Doch wir müssen uns fragen lassen, ob das für uns eine Mühsal oder ob es für uns eine Freude ist, dass wir mit dem Judentum gemeinsam eine Wurzel haben und wir uns sogar das Alte Testament oder das 1. Testament miteinander teilen.

In unserem Predigttext von der Frau am Jakobsbrunnen wird es dann heißten: Das Heil ist von den Juden. Und das bedeutet für uns: Wenn wir uns unserer jüdischen Wurzeln beschneiden, vertrocknen wir, denn hier ist bereits angelegt, was Gott dann für uns vollendet. Der Anspruch Gottes im Alten Testament ist bereits global und universal. Die ganze Welt. Der ganze Kosmos. Von Gott geschaffen. Nicht nur für die Juden, sondern für uns alle. Gott, der Herr der Welt.

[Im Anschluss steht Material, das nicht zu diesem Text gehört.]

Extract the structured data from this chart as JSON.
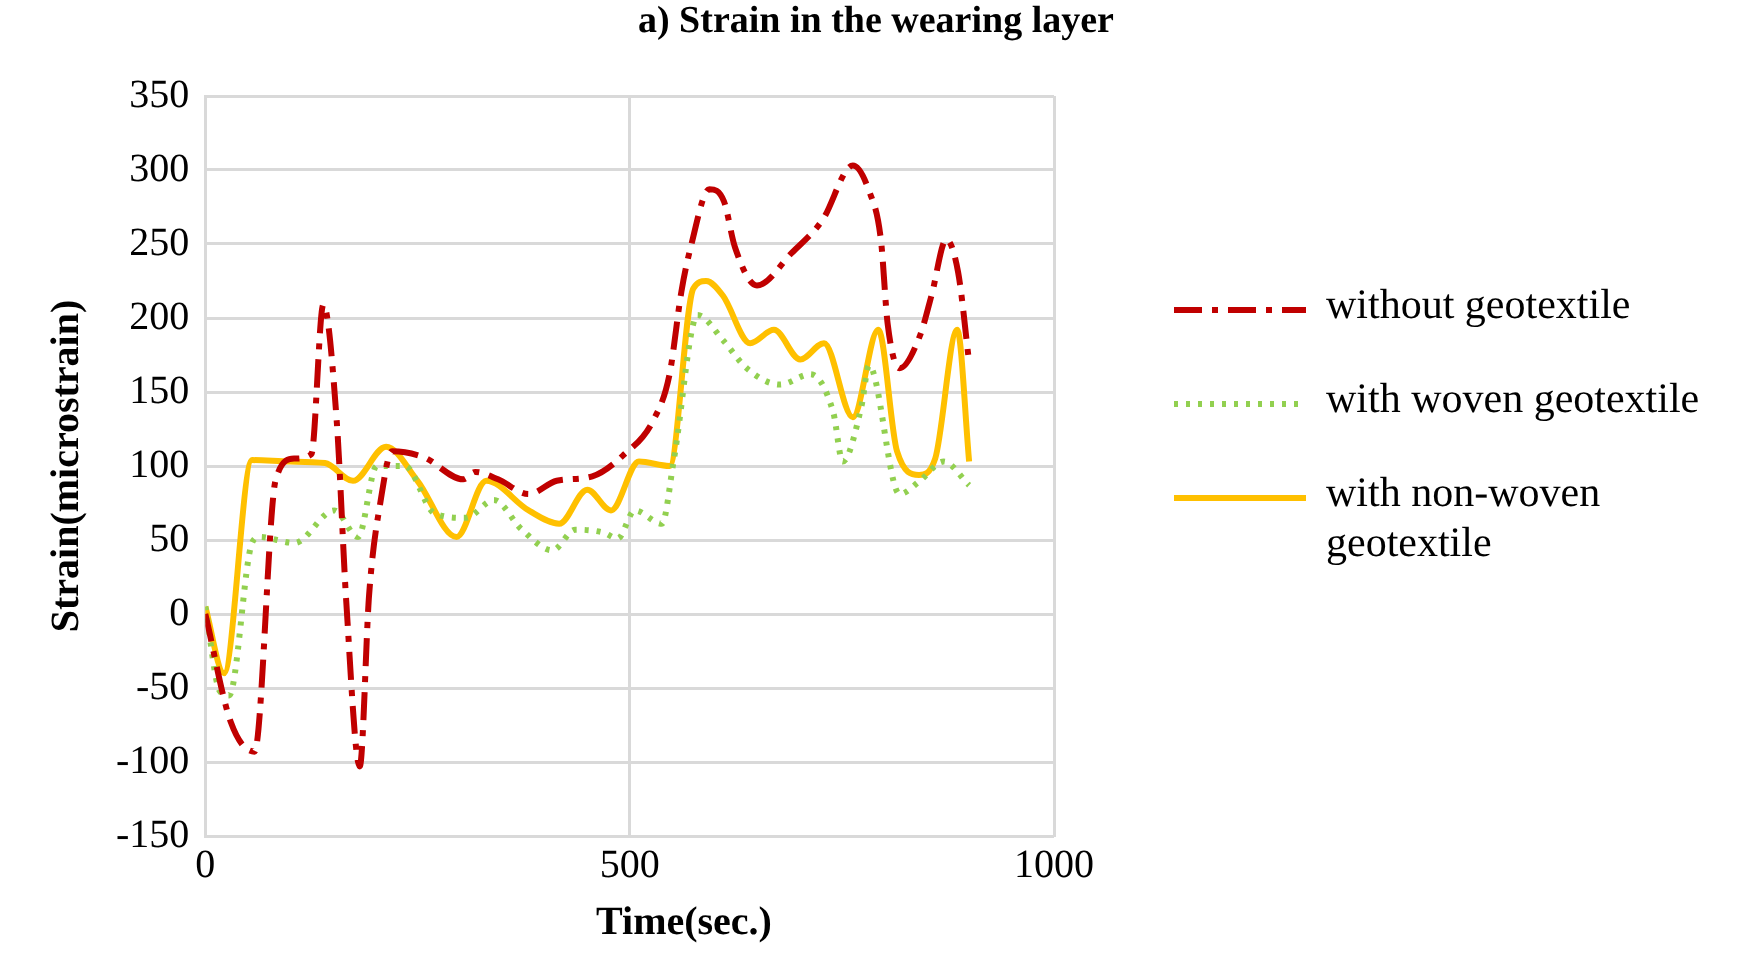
{
  "chart_data": {
    "type": "line",
    "title": "a) Strain in the wearing layer",
    "xlabel": "Time(sec.)",
    "ylabel": "Strain(microstrain)",
    "xlim": [
      0,
      1000
    ],
    "xticks": [
      0,
      500,
      1000
    ],
    "ylim": [
      -150,
      350
    ],
    "yticks": [
      -150,
      -100,
      -50,
      0,
      50,
      100,
      150,
      200,
      250,
      300,
      350
    ],
    "grid": true,
    "legend": "right",
    "marker": "none",
    "series": [
      {
        "name": "without geotextile",
        "color": "#c00000",
        "line_style": "dashed",
        "x": [
          0,
          30,
          58,
          83,
          105,
          125,
          139,
          155,
          166,
          182,
          193,
          207,
          220,
          257,
          304,
          318,
          345,
          381,
          414,
          456,
          492,
          528,
          547,
          561,
          572,
          594,
          611,
          624,
          650,
          691,
          727,
          763,
          782,
          796,
          804,
          818,
          842,
          856,
          873,
          887,
          900
        ],
        "values": [
          0,
          -73,
          -93,
          91,
          105,
          108,
          209,
          129,
          9,
          -103,
          13,
          78,
          110,
          106,
          91,
          96,
          91,
          81,
          90,
          93,
          107,
          131,
          162,
          218,
          248,
          287,
          279,
          248,
          222,
          244,
          266,
          303,
          286,
          253,
          196,
          166,
          188,
          216,
          253,
          231,
          170
        ]
      },
      {
        "name": "with woven geotextile",
        "color": "#92d050",
        "line_style": "dotted",
        "x": [
          0,
          17,
          28,
          55,
          64,
          105,
          152,
          180,
          202,
          235,
          270,
          307,
          340,
          373,
          409,
          436,
          469,
          486,
          506,
          538,
          552,
          580,
          610,
          638,
          677,
          713,
          740,
          751,
          773,
          782,
          818,
          842,
          870,
          900
        ],
        "values": [
          5,
          -52,
          -55,
          48,
          52,
          48,
          70,
          52,
          100,
          100,
          68,
          65,
          77,
          57,
          43,
          57,
          55,
          51,
          70,
          61,
          104,
          202,
          185,
          166,
          155,
          162,
          136,
          103,
          140,
          168,
          81,
          90,
          103,
          87
        ]
      },
      {
        "name": "with non-woven geotextile",
        "color": "#ffc000",
        "line_style": "solid",
        "x": [
          0,
          22,
          55,
          100,
          141,
          174,
          213,
          250,
          296,
          331,
          381,
          417,
          450,
          478,
          511,
          547,
          575,
          590,
          610,
          642,
          670,
          701,
          729,
          763,
          793,
          815,
          841,
          860,
          886,
          900
        ],
        "values": [
          5,
          -40,
          104,
          103,
          102,
          90,
          113,
          90,
          52,
          90,
          70,
          61,
          84,
          70,
          103,
          100,
          220,
          225,
          215,
          183,
          192,
          172,
          183,
          133,
          192,
          110,
          94,
          105,
          192,
          103
        ]
      }
    ]
  }
}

Und in Jesus Christus befreit er dieses Wort von konkreten Orten und klein kariertem Denken. In Christus führt uns Gott in seine universale Freiheit, wenn wir den Predigttext hören:

Predigttext – Johannes 4, 19-26 (Gute Nachricht)
19 »Herr, ich sehe, du bist ein Prophet«, sagte die Frau.
20 »Unsere Vorfahren verehrten Gott auf diesem Berg. Ihr Juden dagegen behauptet, dass Jerusalem der Ort ist, an dem Gott verehrt werden will.«
21 Jesus sagte zu ihr: »Glaube mir, Frau, es kommt die Zeit, da werdet ihr den Vater weder auf diesem Berg noch in Jerusalem anbeten. 22 Ihr Samariter betet zu Gott, aber ihr kennt ihn nicht; doch wir kennen ihn, denn die Rettung für alle Menschen ist von den Juden. 23-24 Aber die Stunde kommt, ja sie ist schon gekommen, da wird der Heilige Geist, der Gottes Wahrheit enthüllt, Menschen befähigen, den Vater an jedem Ort anzubeten. Gott ist ganz anders als diese Welt, er ist machtvoller Geist, und alle, die ihn anbeten wollen, müssen vom Geist der Wahrheit erfüllt sein. Von solchen Menschen will der Vater angebetet werden.«
25 Die Frau sagte zu ihm: »Ich weiß, dass der Messias kommen wird, der versprochene Retter. Wenn er kommt, wird er uns alles sagen.«
26 Jesus antwortete: »Er spricht mit dir; ich bin es.«


Die Messiaserwartung am Ende der Tage ist geklärt.
Ich bin es.
Mit diesen Worten endet unsere Perikope.
Ich bin der Messias.
Und was das bedeutet, können wir bereits an seinem Leben sehen. In seinem Reden und Tun sehen wir, wie das Reich Gottes ist.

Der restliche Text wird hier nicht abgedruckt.